In Churg-Strauss Syndrome, also known as eosinophilic granulomatosis with polyangiitis, specific types of white blood cells known as eosinophils accumulate in tissue, causing inflammation and tissue damage. Patients usually develop severe asthma and rhinosinusitis and later suffer damage to the lungs and other organs. It is often misdiagnosed as asthma. There are 500 to 1,000 new cases of Churg-Strauss diagnosed each year in the United States.
There is no cure and no approved treatment for the disease. It is most commonly treated with systemic corticosteroids and immunosuppressant medications, both of which come with significant side effects.

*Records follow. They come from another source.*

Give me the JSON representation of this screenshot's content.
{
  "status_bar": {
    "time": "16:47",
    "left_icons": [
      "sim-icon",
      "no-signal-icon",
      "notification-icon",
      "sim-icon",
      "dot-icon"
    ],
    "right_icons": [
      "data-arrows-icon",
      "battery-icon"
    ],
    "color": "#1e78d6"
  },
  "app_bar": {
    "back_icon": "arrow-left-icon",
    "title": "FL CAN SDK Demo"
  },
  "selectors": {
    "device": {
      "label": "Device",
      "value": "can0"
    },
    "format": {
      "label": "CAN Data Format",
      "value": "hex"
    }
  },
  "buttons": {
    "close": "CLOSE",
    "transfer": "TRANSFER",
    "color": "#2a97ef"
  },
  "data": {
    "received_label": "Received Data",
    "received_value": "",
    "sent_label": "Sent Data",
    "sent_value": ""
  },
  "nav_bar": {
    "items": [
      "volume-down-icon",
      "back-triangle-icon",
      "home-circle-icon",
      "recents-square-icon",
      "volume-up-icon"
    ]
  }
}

In spite of these therapies, exacerbations of the disease, which may cause permanent organ damage, are common.
Mepolizumab is a monoclonal antibody that prevents the cytokine IL-5 from binding to receptors on the surface of eosinophils, which prevents their maturation, differentiation and proliferation. It has been an effective medication for various eosinophilic disorders including severe eosinophilic asthma.

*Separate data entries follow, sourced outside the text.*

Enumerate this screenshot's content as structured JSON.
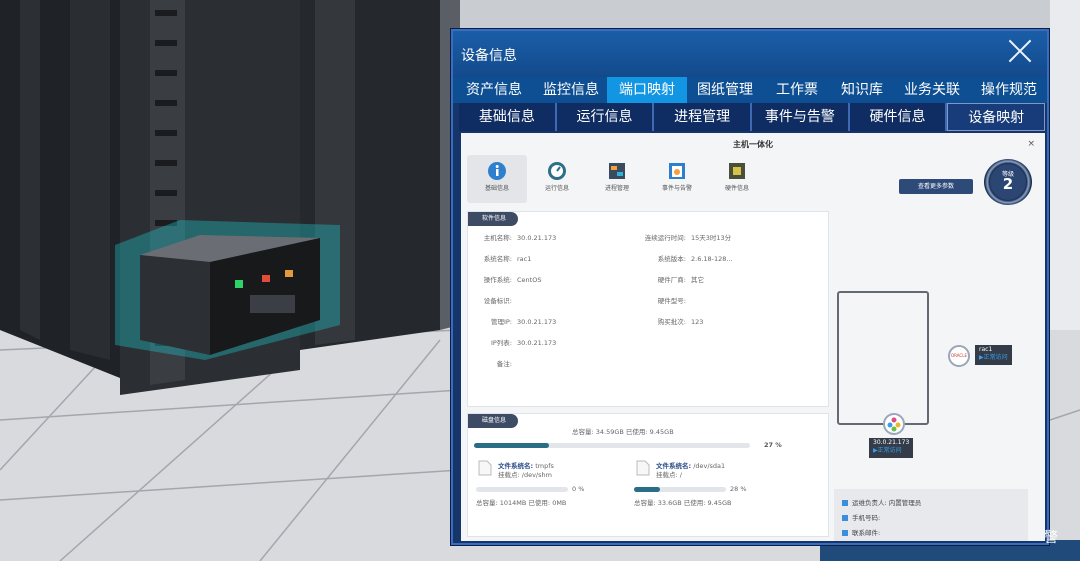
{
  "dialog": {
    "title": "设备信息",
    "tabs_top": [
      {
        "label": "资产信息"
      },
      {
        "label": "监控信息"
      },
      {
        "label": "端口映射"
      },
      {
        "label": "图纸管理"
      },
      {
        "label": "工作票"
      },
      {
        "label": "知识库"
      },
      {
        "label": "业务关联"
      },
      {
        "label": "操作规范"
      }
    ],
    "tabs_top_active": 2,
    "tabs_sub": [
      {
        "label": "基础信息"
      },
      {
        "label": "运行信息"
      },
      {
        "label": "进程管理"
      },
      {
        "label": "事件与告警"
      },
      {
        "label": "硬件信息"
      },
      {
        "label": "设备映射"
      }
    ],
    "tabs_sub_active": 5
  },
  "content": {
    "title": "主机一体化",
    "close": "×",
    "icons": [
      {
        "label": "基础信息",
        "icon": "info-icon"
      },
      {
        "label": "运行信息",
        "icon": "gauge-icon"
      },
      {
        "label": "进程管理",
        "icon": "process-icon"
      },
      {
        "label": "事件与告警",
        "icon": "alarm-icon"
      },
      {
        "label": "硬件信息",
        "icon": "chip-icon"
      }
    ],
    "more_button": "查看更多参数",
    "level": {
      "label": "等级",
      "value": "2"
    }
  },
  "software": {
    "header": "软件信息",
    "left": [
      {
        "key": "主机名称:",
        "value": "30.0.21.173"
      },
      {
        "key": "系统名称:",
        "value": "rac1"
      },
      {
        "key": "操作系统:",
        "value": "CentOS"
      },
      {
        "key": "设备标识:",
        "value": ""
      },
      {
        "key": "管理IP:",
        "value": "30.0.21.173"
      },
      {
        "key": "IP列表:",
        "value": "30.0.21.173"
      },
      {
        "key": "备注:",
        "value": ""
      }
    ],
    "right": [
      {
        "key": "连续运行时间:",
        "value": "15天3时13分"
      },
      {
        "key": "系统版本:",
        "value": "2.6.18-128..."
      },
      {
        "key": "硬件厂商:",
        "value": "其它"
      },
      {
        "key": "硬件型号:",
        "value": ""
      },
      {
        "key": "购买批次:",
        "value": "123"
      }
    ]
  },
  "disk": {
    "header": "磁盘信息",
    "summary": "总容量: 34.59GB 已使用: 9.45GB",
    "percent_label": "27 %",
    "percent": 27,
    "filesystems": [
      {
        "name_key": "文件系统名:",
        "name": "tmpfs",
        "mount": "挂载点: /dev/shm",
        "percent_label": "0 %",
        "percent": 0,
        "total": "总容量: 1014MB 已使用: 0MB"
      },
      {
        "name_key": "文件系统名:",
        "name": "/dev/sda1",
        "mount": "挂载点: /",
        "percent_label": "28 %",
        "percent": 28,
        "total": "总容量: 33.6GB 已使用: 9.45GB"
      }
    ]
  },
  "topology": {
    "db_node": {
      "name": "rac1",
      "status": "▶正常访问",
      "logo": "ORACLE"
    },
    "host_node": {
      "name": "30.0.21.173",
      "status": "▶正常访问"
    }
  },
  "contact": {
    "owner": "运维负责人: 内置管理员",
    "phone": "手机号码:",
    "email": "联系邮件:"
  },
  "corner_text": "警",
  "colors": {
    "active_tab": "#1296e3",
    "header_blue": "#15356b",
    "bar": "#2a6e86"
  }
}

The researchers enrolled 136 patients with relapsing/refractory Churg-Strauss in the first double-blind, placebo controlled trial of a medication for this disease. Patients continued with existing treatments of corticosteroids with or without additional immunosuppressant medications. Half received mepolizumab injections and half received placebo once every four weeks for 52 weeks.

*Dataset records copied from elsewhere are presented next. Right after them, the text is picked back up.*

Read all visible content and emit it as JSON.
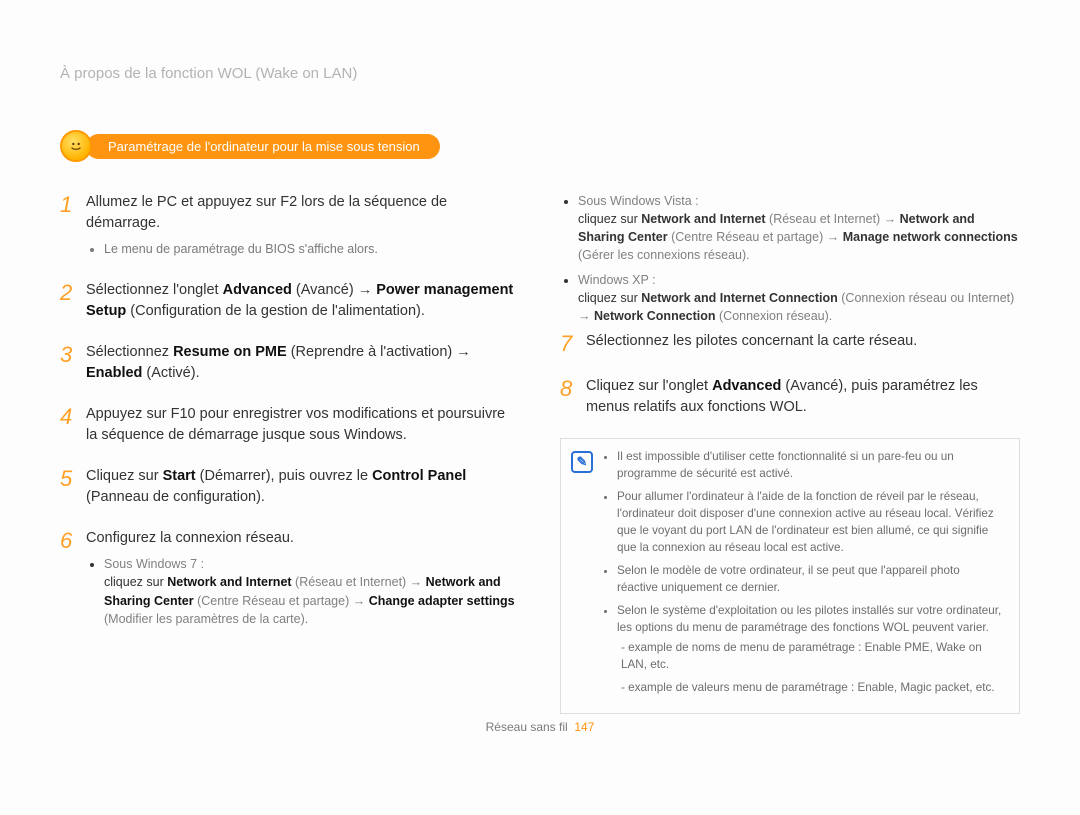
{
  "breadcrumb": "À propos de la fonction WOL (Wake on LAN)",
  "pill": {
    "icon": "smiley-icon",
    "label": "Paramétrage de l'ordinateur pour la mise sous tension"
  },
  "left": {
    "s1": {
      "num": "1",
      "text": "Allumez le PC et appuyez sur F2 lors de la séquence de démarrage.",
      "sub_bullet": "Le menu de paramétrage du BIOS s'affiche alors."
    },
    "s2": {
      "num": "2",
      "part1": "Sélectionnez l'onglet ",
      "b1": "Advanced",
      "paren1": " (Avancé) → ",
      "b2": "Power management Setup",
      "paren2": " (Configuration de la gestion de l'alimentation)."
    },
    "s3": {
      "num": "3",
      "part1": "Sélectionnez ",
      "b1": "Resume on PME",
      "paren1": " (Reprendre à l'activation) → ",
      "b2": "Enabled",
      "paren2": " (Activé)."
    },
    "s4": {
      "num": "4",
      "text": "Appuyez sur F10 pour enregistrer vos modifications et poursuivre la séquence de démarrage jusque sous Windows."
    },
    "s5": {
      "num": "5",
      "part1": "Cliquez sur ",
      "b1": "Start",
      "paren1": " (Démarrer), puis ouvrez le ",
      "b2": "Control Panel",
      "paren2": " (Panneau de configuration)."
    },
    "s6": {
      "num": "6",
      "text": "Configurez la connexion réseau.",
      "win7_label": "Sous Windows 7 :",
      "win7_line_a": "cliquez sur ",
      "win7_b1": "Network and Internet",
      "win7_p1": " (Réseau et Internet) → ",
      "win7_b2": "Network and Sharing Center",
      "win7_p2": " (Centre Réseau et partage) → ",
      "win7_b3": "Change adapter settings",
      "win7_p3": " (Modifier les paramètres de la carte)."
    }
  },
  "right": {
    "vista_label": "Sous Windows Vista :",
    "vista_a": "cliquez sur ",
    "vista_b1": "Network and Internet",
    "vista_p1": " (Réseau et Internet) → ",
    "vista_b2": "Network and Sharing Center",
    "vista_p2": " (Centre Réseau et partage) → ",
    "vista_b3": "Manage network connections",
    "vista_p3": " (Gérer les connexions réseau).",
    "xp_label": "Windows XP :",
    "xp_a": "cliquez sur ",
    "xp_b1": "Network and Internet Connection",
    "xp_p1": " (Connexion réseau ou Internet) → ",
    "xp_b2": "Network Connection",
    "xp_p2": " (Connexion réseau).",
    "s7": {
      "num": "7",
      "text": "Sélectionnez les pilotes concernant la carte réseau."
    },
    "s8": {
      "num": "8",
      "part1": "Cliquez sur l'onglet ",
      "b1": "Advanced",
      "paren1": " (Avancé), puis paramétrez les menus relatifs aux fonctions WOL."
    },
    "note": {
      "icon": "pencil-note-icon",
      "n1": "Il est impossible d'utiliser cette fonctionnalité si un pare-feu ou un programme de sécurité est activé.",
      "n2": "Pour allumer l'ordinateur à l'aide de la fonction de réveil par le réseau, l'ordinateur doit disposer d'une connexion active au réseau local. Vérifiez que le voyant du port LAN de l'ordinateur est bien allumé, ce qui signifie que la connexion au réseau local est active.",
      "n3": "Selon le modèle de votre ordinateur, il se peut que l'appareil photo réactive uniquement ce dernier.",
      "n4": "Selon le système d'exploitation ou les pilotes installés sur votre ordinateur, les options du menu de paramétrage des fonctions WOL peuvent varier.",
      "n4a": "example de noms de menu de paramétrage : Enable PME, Wake on LAN, etc.",
      "n4b": "example de valeurs menu de paramétrage : Enable, Magic packet, etc."
    }
  },
  "footer": {
    "label": "Réseau sans fil",
    "page": "147"
  }
}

For the primary outcome of remission, 28 percent of those receiving mepolizumab achieved remission for more than 24 weeks, compared to only 3 percent on placebo. Thirty-two percent of patients on mepolizumab were in remission at weeks 36 and 48, compared to only 3 percent of those receiving placebo. About half of patients receiving mepolizumab failed to achieve remission, compared to 80 percent of patients receiving placebo.
Relapse rates were cut in half for patients on mepolizumab, from 2.27 per year for those on placebo to 1.14 per year for those receiving medication.
During the last four weeks of the study, 50 patients (44 percent) receiving mepolizumab were able to reduce their average steroid dose to less than 4 mg/day compared to only 5 patients (7 percent) on placebo. Twelve patients (18 percent) receiving mepolizumab were able to discontinue steroid treatment completely, compared to only 2 (3 percent) receiving placebo.
"Patients receiving mepolizumab cut steroid doses and relapses in half," said Dr. Wechsler. "That is a breakthrough for those patients."
The study, funded by the National Institute of Allergic and Infectious Diseases and the pharmaceutical company GSK, was conducted at 31 academic centers and hospitals in nine countries.